Froome al via della Tirreno. Ma corre tra i sospetti

Naviga da qualche mese in un mare di guai, anche se ora spera di galleggiare nella Corsa dei due mari. Chris Froome si presenta dopo quattro anni al via della Tirreno-Adriatico, che scatta quest'oggi da Lido di Camaiore con una cronosquadre di 21 km. Il britannico, trionfatore in quattro edizioni del Tour, si porta dietro i sospetti di doping che aleggiano da anni attorno al suo team (la Sky), e da dicembre è alle prese con una controversa positività al salbutamolo, accertata ma non ancora ratificata, visto che dai laboratori di ricerca la questione è passata nelle aule dei tribunali. «Mi chiedete se era il caso che mi autosospendessi? Forse sì, ma per quanto?...», dice il britannico che è da giorni in Toscana, e fa base a Marina di Pietrasanta, assieme ai compagni di squadra Castroviejo, Kiryienka, l'ex campione del mondo Kwiatkowski, Moscon, Puccio e Thomas: un vero e proprio dream team.

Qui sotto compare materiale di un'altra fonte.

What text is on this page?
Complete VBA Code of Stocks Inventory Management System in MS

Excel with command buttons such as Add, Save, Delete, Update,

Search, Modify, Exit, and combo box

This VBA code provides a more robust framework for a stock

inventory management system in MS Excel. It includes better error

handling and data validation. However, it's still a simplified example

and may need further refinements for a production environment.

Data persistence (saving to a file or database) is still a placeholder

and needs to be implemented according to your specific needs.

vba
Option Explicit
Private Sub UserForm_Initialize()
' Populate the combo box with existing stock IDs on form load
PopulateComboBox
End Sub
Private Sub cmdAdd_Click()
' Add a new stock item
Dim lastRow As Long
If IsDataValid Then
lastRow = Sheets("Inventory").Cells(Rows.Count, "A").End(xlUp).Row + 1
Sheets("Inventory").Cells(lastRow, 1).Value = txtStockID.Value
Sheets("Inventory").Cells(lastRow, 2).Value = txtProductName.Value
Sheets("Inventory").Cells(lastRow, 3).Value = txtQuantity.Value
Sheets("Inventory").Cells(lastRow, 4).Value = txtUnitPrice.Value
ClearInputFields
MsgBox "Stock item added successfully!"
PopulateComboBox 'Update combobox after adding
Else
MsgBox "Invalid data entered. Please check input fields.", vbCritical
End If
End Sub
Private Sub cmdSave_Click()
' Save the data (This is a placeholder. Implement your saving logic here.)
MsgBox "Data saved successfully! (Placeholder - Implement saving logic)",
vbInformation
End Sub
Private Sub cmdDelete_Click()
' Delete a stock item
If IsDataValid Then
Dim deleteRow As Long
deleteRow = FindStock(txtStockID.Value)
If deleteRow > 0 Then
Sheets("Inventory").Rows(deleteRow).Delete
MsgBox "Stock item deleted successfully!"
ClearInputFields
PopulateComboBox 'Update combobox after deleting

Ieri, nella conferenza stampa della vigilia con Nibali, Aru, Sagan e Dumoulin (febbricitante), non sono mancate le domande sulla vicenda del salbutamolo; quel valore doppio (2.000 ng/ml) dell'antiasmatico rispetto al consentito trovato nelle sue urine all'ultima Vuelta e per il quale Froome rischia la perdita della corsa a tappe spagnola (in favore di Vincenzo Nibali, ndr) e 2 anni di stop. «Io sono qui per fare una bella Tirreno, e per provare a vincere una corsa che non ho mai vinto», ha aggiunto il capitano della Sky.

Da parte sua Nibali non si dice al cento per cento: difficile che possa lottare per la vittoria finale. «La vicenda Froome? Sapete come la penso: era meglio che si autosospendesse in attesa di una soluzione della sua vicenda. Così è un danno per tutti».

Al via tutti i più grandi corridori al mondo. Si fa prima a dire chi non c'è: Quintana, che è in Colombia, e Alaphilippe, che corre la Parigi-Nizza. Per il resto ci sono tutti. Anche chi, forse, non dovrebbe esserci.